The strangled gurgling of the engine was drowned out in the ears of the corporal who was just now coming around by the screaming of his wife in his ear. She was standing beside the jeep, her arms flailing as she gestured wildly and bellowed at him to wake up, to get up, and to get the hell out of that dress.

Klinger groggily pushed himself into a half-sitting position, and shook his head, "I wore it on our wedding day and now it just won't come--" was all he said before his words were choked off.

Mulcahy turned his head in surprise; to Klinger, it seemed like indignation.

"Klinger, you're awake!" he exclaimed gently, moving to put a supportive hand on the corpsman's shoulder.

"Klinger, you're disgraceful." Klinger heard, and sat up further, putting a hand on his own shoulder and fingering the lacy trim there fondly, needily, but hopelessly ashamed, and then--

"I know. I know, but it just won't-- oh, god!"

He flung his arm back over the seat of the jeep, clinging onto it for dear life as he spied the city of Toledo stretched out below him as he looked up into the air, feeling a nauseating rush of a feeling of being about to hurdle downward (upward?) to meet his end on the city streets.
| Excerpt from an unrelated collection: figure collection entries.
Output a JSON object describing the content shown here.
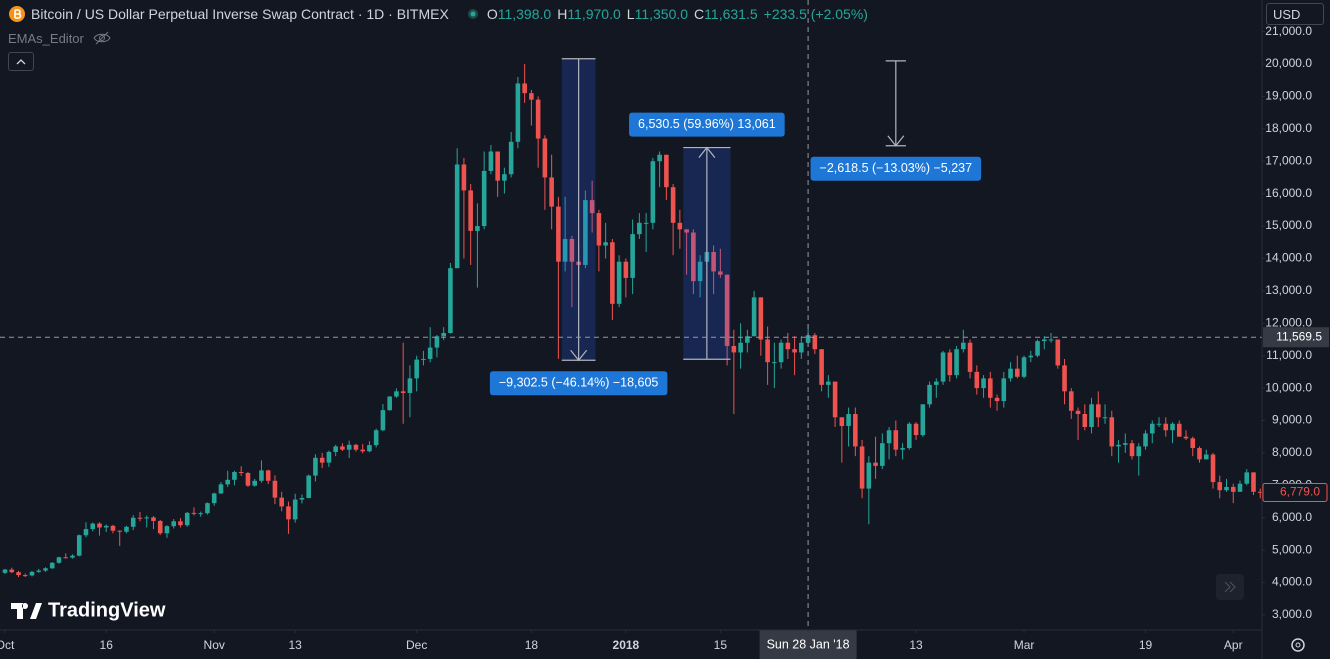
{
  "header": {
    "symbol": "Bitcoin / US Dollar Perpetual Inverse Swap Contract · 1D · BITMEX",
    "ohlc": [
      {
        "label": "O",
        "value": "11,398.0"
      },
      {
        "label": "H",
        "value": "11,970.0"
      },
      {
        "label": "L",
        "value": "11,350.0"
      },
      {
        "label": "C",
        "value": "11,631.5"
      }
    ],
    "change": "+233.5 (+2.05%)",
    "indicator": "EMAs_Editor",
    "currency": "USD",
    "logo": "TradingView"
  },
  "chart_data": {
    "type": "candlestick",
    "up_color": "#26a69a",
    "down_color": "#ef5350",
    "measure_color": "#2962ff",
    "label_color": "#1e77d6",
    "xlim": [
      "2017-09-30",
      "2018-04-06"
    ],
    "ylim": [
      2536,
      21975
    ],
    "yticks": [
      {
        "value": 3000,
        "label": "3,000.0"
      },
      {
        "value": 4000,
        "label": "4,000.0"
      },
      {
        "value": 5000,
        "label": "5,000.0"
      },
      {
        "value": 6000,
        "label": "6,000.0"
      },
      {
        "value": 7000,
        "label": "7,000.0"
      },
      {
        "value": 8000,
        "label": "8,000.0"
      },
      {
        "value": 9000,
        "label": "9,000.0"
      },
      {
        "value": 10000,
        "label": "10,000.0"
      },
      {
        "value": 11000,
        "label": "11,000.0"
      },
      {
        "value": 12000,
        "label": "12,000.0"
      },
      {
        "value": 13000,
        "label": "13,000.0"
      },
      {
        "value": 14000,
        "label": "14,000.0"
      },
      {
        "value": 15000,
        "label": "15,000.0"
      },
      {
        "value": 16000,
        "label": "16,000.0"
      },
      {
        "value": 17000,
        "label": "17,000.0"
      },
      {
        "value": 18000,
        "label": "18,000.0"
      },
      {
        "value": 19000,
        "label": "19,000.0"
      },
      {
        "value": 20000,
        "label": "20,000.0"
      },
      {
        "value": 21000,
        "label": "21,000.0"
      }
    ],
    "xticks": [
      {
        "value": "2017-10-01",
        "label": "Oct"
      },
      {
        "value": "2017-10-16",
        "label": "16"
      },
      {
        "value": "2017-11-01",
        "label": "Nov"
      },
      {
        "value": "2017-11-13",
        "label": "13"
      },
      {
        "value": "2017-12-01",
        "label": "Dec"
      },
      {
        "value": "2017-12-18",
        "label": "18"
      },
      {
        "value": "2018-01-01",
        "label": "2018"
      },
      {
        "value": "2018-01-15",
        "label": "15"
      },
      {
        "value": "2018-02-13",
        "label": "13"
      },
      {
        "value": "2018-03-01",
        "label": "Mar"
      },
      {
        "value": "2018-03-19",
        "label": "19"
      },
      {
        "value": "2018-04-01",
        "label": "Apr"
      }
    ],
    "x": [
      "2017-10-01",
      "2017-10-02",
      "2017-10-03",
      "2017-10-04",
      "2017-10-05",
      "2017-10-06",
      "2017-10-07",
      "2017-10-08",
      "2017-10-09",
      "2017-10-10",
      "2017-10-11",
      "2017-10-12",
      "2017-10-13",
      "2017-10-14",
      "2017-10-15",
      "2017-10-16",
      "2017-10-17",
      "2017-10-18",
      "2017-10-19",
      "2017-10-20",
      "2017-10-21",
      "2017-10-22",
      "2017-10-23",
      "2017-10-24",
      "2017-10-25",
      "2017-10-26",
      "2017-10-27",
      "2017-10-28",
      "2017-10-29",
      "2017-10-30",
      "2017-10-31",
      "2017-11-01",
      "2017-11-02",
      "2017-11-03",
      "2017-11-04",
      "2017-11-05",
      "2017-11-06",
      "2017-11-07",
      "2017-11-08",
      "2017-11-09",
      "2017-11-10",
      "2017-11-11",
      "2017-11-12",
      "2017-11-13",
      "2017-11-14",
      "2017-11-15",
      "2017-11-16",
      "2017-11-17",
      "2017-11-18",
      "2017-11-19",
      "2017-11-20",
      "2017-11-21",
      "2017-11-22",
      "2017-11-23",
      "2017-11-24",
      "2017-11-25",
      "2017-11-26",
      "2017-11-27",
      "2017-11-28",
      "2017-11-29",
      "2017-11-30",
      "2017-12-01",
      "2017-12-02",
      "2017-12-03",
      "2017-12-04",
      "2017-12-05",
      "2017-12-06",
      "2017-12-07",
      "2017-12-08",
      "2017-12-09",
      "2017-12-10",
      "2017-12-11",
      "2017-12-12",
      "2017-12-13",
      "2017-12-14",
      "2017-12-15",
      "2017-12-16",
      "2017-12-17",
      "2017-12-18",
      "2017-12-19",
      "2017-12-20",
      "2017-12-21",
      "2017-12-22",
      "2017-12-23",
      "2017-12-24",
      "2017-12-25",
      "2017-12-26",
      "2017-12-27",
      "2017-12-28",
      "2017-12-29",
      "2017-12-30",
      "2017-12-31",
      "2018-01-01",
      "2018-01-02",
      "2018-01-03",
      "2018-01-04",
      "2018-01-05",
      "2018-01-06",
      "2018-01-07",
      "2018-01-08",
      "2018-01-09",
      "2018-01-10",
      "2018-01-11",
      "2018-01-12",
      "2018-01-13",
      "2018-01-14",
      "2018-01-15",
      "2018-01-16",
      "2018-01-17",
      "2018-01-18",
      "2018-01-19",
      "2018-01-20",
      "2018-01-21",
      "2018-01-22",
      "2018-01-23",
      "2018-01-24",
      "2018-01-25",
      "2018-01-26",
      "2018-01-27",
      "2018-01-28",
      "2018-01-29",
      "2018-01-30",
      "2018-01-31",
      "2018-02-01",
      "2018-02-02",
      "2018-02-03",
      "2018-02-04",
      "2018-02-05",
      "2018-02-06",
      "2018-02-07",
      "2018-02-08",
      "2018-02-09",
      "2018-02-10",
      "2018-02-11",
      "2018-02-12",
      "2018-02-13",
      "2018-02-14",
      "2018-02-15",
      "2018-02-16",
      "2018-02-17",
      "2018-02-18",
      "2018-02-19",
      "2018-02-20",
      "2018-02-21",
      "2018-02-22",
      "2018-02-23",
      "2018-02-24",
      "2018-02-25",
      "2018-02-26",
      "2018-02-27",
      "2018-02-28",
      "2018-03-01",
      "2018-03-02",
      "2018-03-03",
      "2018-03-04",
      "2018-03-05",
      "2018-03-06",
      "2018-03-07",
      "2018-03-08",
      "2018-03-09",
      "2018-03-10",
      "2018-03-11",
      "2018-03-12",
      "2018-03-13",
      "2018-03-14",
      "2018-03-15",
      "2018-03-16",
      "2018-03-17",
      "2018-03-18",
      "2018-03-19",
      "2018-03-20",
      "2018-03-21",
      "2018-03-22",
      "2018-03-23",
      "2018-03-24",
      "2018-03-25",
      "2018-03-26",
      "2018-03-27",
      "2018-03-28",
      "2018-03-29",
      "2018-03-30",
      "2018-03-31",
      "2018-04-01",
      "2018-04-02",
      "2018-04-03",
      "2018-04-04",
      "2018-04-05"
    ],
    "open": [
      4300,
      4400,
      4320,
      4230,
      4220,
      4330,
      4370,
      4440,
      4610,
      4780,
      4770,
      4830,
      5460,
      5650,
      5820,
      5700,
      5750,
      5600,
      5570,
      5720,
      6000,
      5990,
      6010,
      5900,
      5520,
      5740,
      5890,
      5770,
      6150,
      6130,
      6140,
      6450,
      6750,
      7030,
      7170,
      7410,
      7380,
      6990,
      7140,
      7460,
      7140,
      6620,
      6350,
      5950,
      6560,
      6610,
      7300,
      7850,
      7700,
      8030,
      8200,
      8100,
      8250,
      8100,
      8050,
      8240,
      8700,
      9320,
      9740,
      9900,
      9850,
      10300,
      10880,
      10900,
      11250,
      11600,
      11700,
      13700,
      16900,
      16100,
      14850,
      15000,
      16700,
      17300,
      16400,
      16600,
      17600,
      19400,
      19100,
      18900,
      17700,
      16500,
      15600,
      13900,
      14600,
      13900,
      13800,
      15800,
      15400,
      14400,
      14500,
      12600,
      13900,
      13400,
      14750,
      15100,
      15100,
      17000,
      17200,
      16200,
      15100,
      14900,
      14800,
      13300,
      13900,
      14200,
      13600,
      13500,
      11300,
      11100,
      11400,
      11600,
      12800,
      11500,
      10800,
      10800,
      11400,
      11200,
      11100,
      11398,
      11631.5,
      11200,
      10100,
      10200,
      9100,
      8830,
      9200,
      8200,
      6900,
      7700,
      7600,
      8300,
      8700,
      8100,
      8150,
      8900,
      8550,
      9500,
      10100,
      10200,
      11100,
      10400,
      11200,
      11400,
      10500,
      10000,
      10300,
      9700,
      9600,
      10300,
      10600,
      10350,
      10950,
      11000,
      11450,
      11500,
      11500,
      10700,
      9900,
      9300,
      9200,
      8800,
      9500,
      9100,
      9100,
      8200,
      8250,
      8300,
      7900,
      8200,
      8600,
      8900,
      8900,
      8700,
      8900,
      8500,
      8450,
      8150,
      7800,
      7950,
      7100,
      6850,
      6950,
      6800,
      7050,
      7400,
      6800
    ],
    "high": [
      4420,
      4460,
      4360,
      4280,
      4360,
      4420,
      4470,
      4630,
      4800,
      4900,
      4870,
      5480,
      5860,
      5850,
      5860,
      5790,
      5780,
      5610,
      5750,
      6080,
      6180,
      6070,
      6050,
      5930,
      5770,
      5960,
      5990,
      6180,
      6320,
      6190,
      6470,
      6770,
      7100,
      7450,
      7450,
      7590,
      7410,
      7200,
      7770,
      7480,
      7310,
      6800,
      6500,
      6740,
      6720,
      7330,
      7960,
      8000,
      8070,
      8250,
      8300,
      8380,
      8280,
      8270,
      8360,
      8750,
      9510,
      9750,
      9990,
      11400,
      10700,
      11000,
      11150,
      11880,
      11640,
      11880,
      13860,
      17400,
      17100,
      16300,
      15700,
      17300,
      17500,
      17300,
      16800,
      17900,
      19600,
      20000,
      19200,
      19000,
      17800,
      17200,
      15900,
      15900,
      14700,
      14400,
      16100,
      16400,
      15500,
      15100,
      14600,
      14100,
      14000,
      15200,
      15400,
      15400,
      17100,
      17300,
      17200,
      16300,
      15500,
      14900,
      14900,
      14100,
      14600,
      14400,
      14300,
      13500,
      11800,
      12000,
      11800,
      13000,
      12800,
      11900,
      11400,
      11500,
      11700,
      11600,
      11600,
      11970,
      11700,
      11200,
      10400,
      10200,
      9100,
      9400,
      9400,
      8400,
      7900,
      8500,
      8600,
      8800,
      9000,
      8300,
      8950,
      8950,
      9500,
      10200,
      10300,
      11150,
      11200,
      11300,
      11800,
      11500,
      10700,
      10400,
      10500,
      9800,
      10500,
      10800,
      11000,
      11000,
      11150,
      11500,
      11600,
      11700,
      11500,
      10900,
      10000,
      9400,
      9500,
      9700,
      9900,
      9500,
      9300,
      8400,
      8600,
      8400,
      8300,
      8700,
      9000,
      9100,
      9100,
      8950,
      9000,
      8700,
      8500,
      8200,
      8100,
      8000,
      7300,
      7200,
      7050,
      7150,
      7500,
      7400,
      6900
    ],
    "low": [
      4260,
      4290,
      4170,
      4170,
      4190,
      4300,
      4330,
      4420,
      4580,
      4740,
      4740,
      4810,
      5400,
      5580,
      5450,
      5560,
      5520,
      5130,
      5520,
      5620,
      5890,
      5700,
      5650,
      5470,
      5380,
      5670,
      5700,
      5720,
      6070,
      6030,
      6100,
      6370,
      6730,
      6950,
      7000,
      7290,
      6950,
      6960,
      7080,
      7040,
      6420,
      6200,
      5500,
      5850,
      6440,
      6600,
      7120,
      7530,
      7570,
      7900,
      8060,
      7840,
      8040,
      7990,
      8020,
      8170,
      8670,
      9300,
      9700,
      8900,
      9100,
      9900,
      10700,
      10800,
      10950,
      11480,
      11680,
      13700,
      14000,
      13800,
      13100,
      14900,
      16600,
      15900,
      16000,
      16500,
      17400,
      18800,
      18100,
      16800,
      15500,
      14900,
      10900,
      13600,
      12500,
      13300,
      13700,
      14800,
      13600,
      14000,
      12100,
      12500,
      12800,
      12900,
      14600,
      14200,
      14900,
      16200,
      15800,
      14100,
      14300,
      13500,
      12900,
      12800,
      13800,
      12900,
      13400,
      10700,
      9200,
      10600,
      11100,
      11600,
      11000,
      10100,
      10000,
      10600,
      10900,
      10400,
      10900,
      11350,
      11050,
      9900,
      9700,
      8800,
      7700,
      8200,
      7900,
      6600,
      5800,
      7200,
      7500,
      7800,
      7900,
      7800,
      8100,
      8400,
      8500,
      9400,
      9700,
      10100,
      10200,
      10300,
      11100,
      10300,
      9800,
      9700,
      9400,
      9300,
      9400,
      10200,
      10300,
      10300,
      10800,
      10950,
      11200,
      11400,
      10600,
      9500,
      9050,
      8400,
      8700,
      8600,
      8800,
      8900,
      7900,
      7700,
      8000,
      7800,
      7300,
      8100,
      8300,
      8800,
      8500,
      8300,
      8500,
      8400,
      7900,
      7700,
      7800,
      6900,
      6600,
      6800,
      6450,
      6800,
      7000,
      6700,
      6600
    ],
    "close": [
      4400,
      4320,
      4230,
      4220,
      4330,
      4370,
      4440,
      4610,
      4780,
      4770,
      4830,
      5460,
      5650,
      5820,
      5700,
      5750,
      5600,
      5570,
      5720,
      6000,
      5990,
      6010,
      5900,
      5520,
      5740,
      5890,
      5770,
      6150,
      6130,
      6140,
      6450,
      6750,
      7030,
      7170,
      7410,
      7380,
      6990,
      7140,
      7460,
      7140,
      6620,
      6350,
      5950,
      6560,
      6610,
      7300,
      7850,
      7700,
      8030,
      8200,
      8100,
      8250,
      8100,
      8050,
      8240,
      8700,
      9320,
      9740,
      9900,
      9850,
      10300,
      10880,
      10900,
      11250,
      11600,
      11700,
      13700,
      16900,
      16100,
      14850,
      15000,
      16700,
      17300,
      16400,
      16600,
      17600,
      19400,
      19100,
      18900,
      17700,
      16500,
      15600,
      13900,
      14600,
      13900,
      13800,
      15800,
      15400,
      14400,
      14500,
      12600,
      13900,
      13400,
      14750,
      15100,
      15100,
      17000,
      17200,
      16200,
      15100,
      14900,
      14800,
      13300,
      13900,
      14200,
      13600,
      13500,
      11300,
      11100,
      11400,
      11600,
      12800,
      11500,
      10800,
      10800,
      11400,
      11200,
      11100,
      11398,
      11631.5,
      11200,
      10100,
      10200,
      9100,
      8830,
      9200,
      8200,
      6900,
      7700,
      7600,
      8300,
      8700,
      8100,
      8150,
      8900,
      8550,
      9500,
      10100,
      10200,
      11100,
      10400,
      11200,
      11400,
      10500,
      10000,
      10300,
      9700,
      9600,
      10300,
      10600,
      10350,
      10950,
      11000,
      11450,
      11500,
      11500,
      10700,
      9900,
      9300,
      9200,
      8800,
      9500,
      9100,
      9100,
      8200,
      8250,
      8300,
      7900,
      8200,
      8600,
      8900,
      8900,
      8700,
      8900,
      8500,
      8450,
      8150,
      7800,
      7950,
      7100,
      6850,
      6950,
      6800,
      7050,
      7400,
      6800,
      6779
    ],
    "measures": [
      {
        "x": [
          "2017-12-23",
          "2017-12-27"
        ],
        "from": 20161.5,
        "to": 10859,
        "label": "−9,302.5 (−46.14%) −18,605",
        "filled": true
      },
      {
        "x": [
          "2018-01-10",
          "2018-01-16"
        ],
        "from": 10891,
        "to": 17421.5,
        "label": "6,530.5 (59.96%) 13,061",
        "filled": true
      },
      {
        "x": [
          "2018-02-09",
          "2018-02-11"
        ],
        "from": 20096,
        "to": 17477.5,
        "label": "−2,618.5 (−13.03%) −5,237",
        "filled": false
      }
    ],
    "crosshair": {
      "x": "2018-01-28",
      "x_label": "Sun 28 Jan '18",
      "y": {
        "value": 11569.5,
        "label": "11,569.5"
      }
    },
    "last_price": {
      "value": 6779,
      "label": "6,779.0"
    }
  }
}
"Klinger! What is it?" Mulcahy swerved under the steering wheel to put his hands on the sprawling shoulders of the terrified Klinger, "Klinger, tell me what's wrong..."

"You sick, deluded idiot," Klinger heard, "Why don't you go back where you came from."

A laughing came from the back seat of the jeep, a sound of a man laughing, "Ha! You want us to take that thing back? Not if you gave me five dollars. I've seen pig carcasses made better excuses for men than that... cross-dressing freak."

Morty laughed. Soon Laverne's incisive cackle joined along with him. The priest who leaned over him glared in disgust, but soon began to laugh, himself, at the pitiful excuse of a sinner. From the sky the guffaws and sniggers of the entire city of Toledo fell on his head like so many shell casings.

Mulcahy, watching over Klinger in concern, and perhaps a bit paranoid, himself, looked back into the back seat as Klinger looked there, then up in the sky. The sky was deep blue, the remains of a beautiful day fading into the cool indigo of evening, and the jeep was empty except for the two of them. A bird chirped curiously at them from a bush.

The chaplain knelt on the driver's seat, and hunched down close to Klinger, "Calm down, Klinger. I know it's hard, but just... concentrate... tell me what's wrong. Talk to me, Klinger..."

Klinger visibly gritted his teeth and, pulling on a torn and filthy hem of white train, he lifted the material slowly toward Mulcahy's questioning face. "It won't-- I know, I know, but it just won't come off," Klinger replied tearily to who-knows-whom-or-what.

Father Mulcahy looked down briefly, then back up into Klinger's eyes, terrified by their dark circles and their frenzied stare. "The... the mud?" he questioned gently, "Well," he tried, "I'm sure we can get it washed. We can send it out to Seoul," he rattled in a soothing voice, "We can get it dry-cleaned. You-- you'll be dazzling in white again, soon enough." He offered the frazzled Klinger a smile.

Klinger stared intently back at him, his forehead wrinkling as his eyebrows knitted upward, at least showing that he was hearing something of what the priest said. "No." He started, calmly, at least, "No! You can't make me go! Father! Don't make me leave! Good God, no!" he began to flail, sitting up and whacking the priest in the underside of the chin with an elbow.

Father Mulcahy, taken aback, was knocked backward and tumbled out of the jeep onto the rocky ground. He could vaguely hear Klinger's pumps shuffling on the ground; looking over, he managed to note that one of the white shoes had lost its heel before he lost consciousness.